Les coûts de tokens ont tendance à surprendre les équipes qui ne les ont pas planifiés. Le prototype tourne pour pas cher parce qu'il traite une poignée de requêtes par jour. La production en traite dix mille. Les context windows sont grosses parce que quelqu'un a décidé que plus de contexte était toujours mieux. La logique de retry fait trois tentatives par défaut. Personne n'a additionné ce que ça signifie à grande échelle, et le premier cycle de facturation est éducatif d'une façon que personne ne voulait.
Le coût n'est pas une préoccupation opérationnelle que tu traites après que l'architecture est posée. C'est une contrainte qui façonne l'architecture dès le départ — aussi réelle que la latence, la fiabilité ou la justesse. Un système qui produit de super sorties mais coûte dix dollars par interaction utilisateur n'est pas un système viable, peu importe à quel point la démo a l'air impressionnante.

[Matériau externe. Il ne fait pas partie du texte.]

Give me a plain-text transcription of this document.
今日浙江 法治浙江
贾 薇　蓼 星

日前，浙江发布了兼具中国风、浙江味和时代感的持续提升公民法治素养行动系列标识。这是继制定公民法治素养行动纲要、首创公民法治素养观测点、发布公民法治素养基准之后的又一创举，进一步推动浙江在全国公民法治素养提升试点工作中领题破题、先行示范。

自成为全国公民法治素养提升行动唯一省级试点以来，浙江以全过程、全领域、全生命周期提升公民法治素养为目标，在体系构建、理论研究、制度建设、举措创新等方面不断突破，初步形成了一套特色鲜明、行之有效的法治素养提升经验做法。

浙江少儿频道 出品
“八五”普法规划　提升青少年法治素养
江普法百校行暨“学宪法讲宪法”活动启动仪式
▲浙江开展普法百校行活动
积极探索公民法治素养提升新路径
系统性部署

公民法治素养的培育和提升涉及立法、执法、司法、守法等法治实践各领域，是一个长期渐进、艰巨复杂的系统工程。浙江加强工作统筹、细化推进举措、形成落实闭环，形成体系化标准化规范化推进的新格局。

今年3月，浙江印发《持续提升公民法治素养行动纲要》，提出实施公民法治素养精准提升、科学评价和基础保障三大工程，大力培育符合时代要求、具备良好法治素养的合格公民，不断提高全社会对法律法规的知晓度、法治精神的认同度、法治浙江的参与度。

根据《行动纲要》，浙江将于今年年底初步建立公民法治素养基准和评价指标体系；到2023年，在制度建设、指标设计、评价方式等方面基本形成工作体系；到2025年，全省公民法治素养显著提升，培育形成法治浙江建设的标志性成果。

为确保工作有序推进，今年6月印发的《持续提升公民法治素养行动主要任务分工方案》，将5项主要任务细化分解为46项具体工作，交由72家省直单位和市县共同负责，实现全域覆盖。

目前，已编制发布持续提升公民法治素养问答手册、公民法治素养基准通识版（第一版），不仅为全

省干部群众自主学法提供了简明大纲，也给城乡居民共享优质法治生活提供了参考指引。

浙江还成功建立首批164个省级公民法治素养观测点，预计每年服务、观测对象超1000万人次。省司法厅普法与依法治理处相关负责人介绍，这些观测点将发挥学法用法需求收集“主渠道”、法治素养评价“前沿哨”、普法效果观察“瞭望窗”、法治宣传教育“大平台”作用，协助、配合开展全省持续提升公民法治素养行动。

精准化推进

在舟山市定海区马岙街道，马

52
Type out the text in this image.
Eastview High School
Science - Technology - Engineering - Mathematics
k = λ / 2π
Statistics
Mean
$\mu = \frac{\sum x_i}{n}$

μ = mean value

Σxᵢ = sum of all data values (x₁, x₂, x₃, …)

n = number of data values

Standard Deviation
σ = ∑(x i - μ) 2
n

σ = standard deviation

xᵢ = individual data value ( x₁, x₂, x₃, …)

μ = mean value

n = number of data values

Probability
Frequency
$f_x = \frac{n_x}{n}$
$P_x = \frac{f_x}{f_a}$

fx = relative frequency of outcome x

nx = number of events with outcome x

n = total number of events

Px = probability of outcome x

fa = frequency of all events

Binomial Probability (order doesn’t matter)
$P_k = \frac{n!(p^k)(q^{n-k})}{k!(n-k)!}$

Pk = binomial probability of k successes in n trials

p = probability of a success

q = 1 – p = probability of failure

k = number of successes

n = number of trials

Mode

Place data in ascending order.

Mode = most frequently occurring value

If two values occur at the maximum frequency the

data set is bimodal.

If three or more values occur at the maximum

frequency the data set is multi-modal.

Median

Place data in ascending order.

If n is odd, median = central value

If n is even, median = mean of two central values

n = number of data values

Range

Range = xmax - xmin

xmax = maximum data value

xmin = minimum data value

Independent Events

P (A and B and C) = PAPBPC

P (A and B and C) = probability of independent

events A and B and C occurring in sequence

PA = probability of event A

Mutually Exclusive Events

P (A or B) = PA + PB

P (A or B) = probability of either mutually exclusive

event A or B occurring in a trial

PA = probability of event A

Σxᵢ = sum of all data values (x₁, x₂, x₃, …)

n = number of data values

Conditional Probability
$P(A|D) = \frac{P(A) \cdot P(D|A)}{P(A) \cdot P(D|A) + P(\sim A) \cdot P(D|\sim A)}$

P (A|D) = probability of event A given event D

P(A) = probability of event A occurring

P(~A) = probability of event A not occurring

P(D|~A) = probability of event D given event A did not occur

Les leviers sont bien définis une fois que tu sais où regarder. Le choix du modèle est le plus gros : la différence de coût entre un gros modèle frontier et un modèle plus petit et plus rapide peut être d'un ordre de grandeur, et pour beaucoup de tâches le plus petit modèle est assez bon. La taille de la context window est le deuxième : chaque token dans la window coûte de l'argent, et les contextes gonflés — historiques de conversation complets, documents sur-récupérés, system prompts verbeux — s'additionnent vite. La décomposition de tâches est le troisième : un gros agent qui gère tout en un seul appel peut coûter plus qu'une pipeline de plus petits agents moins chers où seule l'étape finale utilise le modèle coûteux.
La discipline, c'est d'instrumenter le coût dès le premier jour. Sache ce que coûte chaque appel d'agent. Sache ce que coûte chaque appel de tool. Sache ce qu'est le coût total par tâche à travers la pipeline. Sans cette instrumentation, tu optimises à l'aveugle — tu ne peux pas faire de bons tradeoffs entre capacité et coût parce que tu ne sais pas ce que coûte quoi.
Il y a aussi une odeur de design à surveiller : le système où le coût est invisible pour les gens qui prennent les décisions de design. Quand les développeurs peuvent expérimenter librement sans voir le coût de leurs expériences, ils optimisent pour la capacité et la commodité. Quand le coût est visible — dans les dashboards, dans les breakdowns par requête, dans les résumés mensuels — les tradeoffs sont faits plus soigneusement.
Construis pour ce que ça coûte de le faire tourner, pas juste pour ce que ça coûte de le démontrer.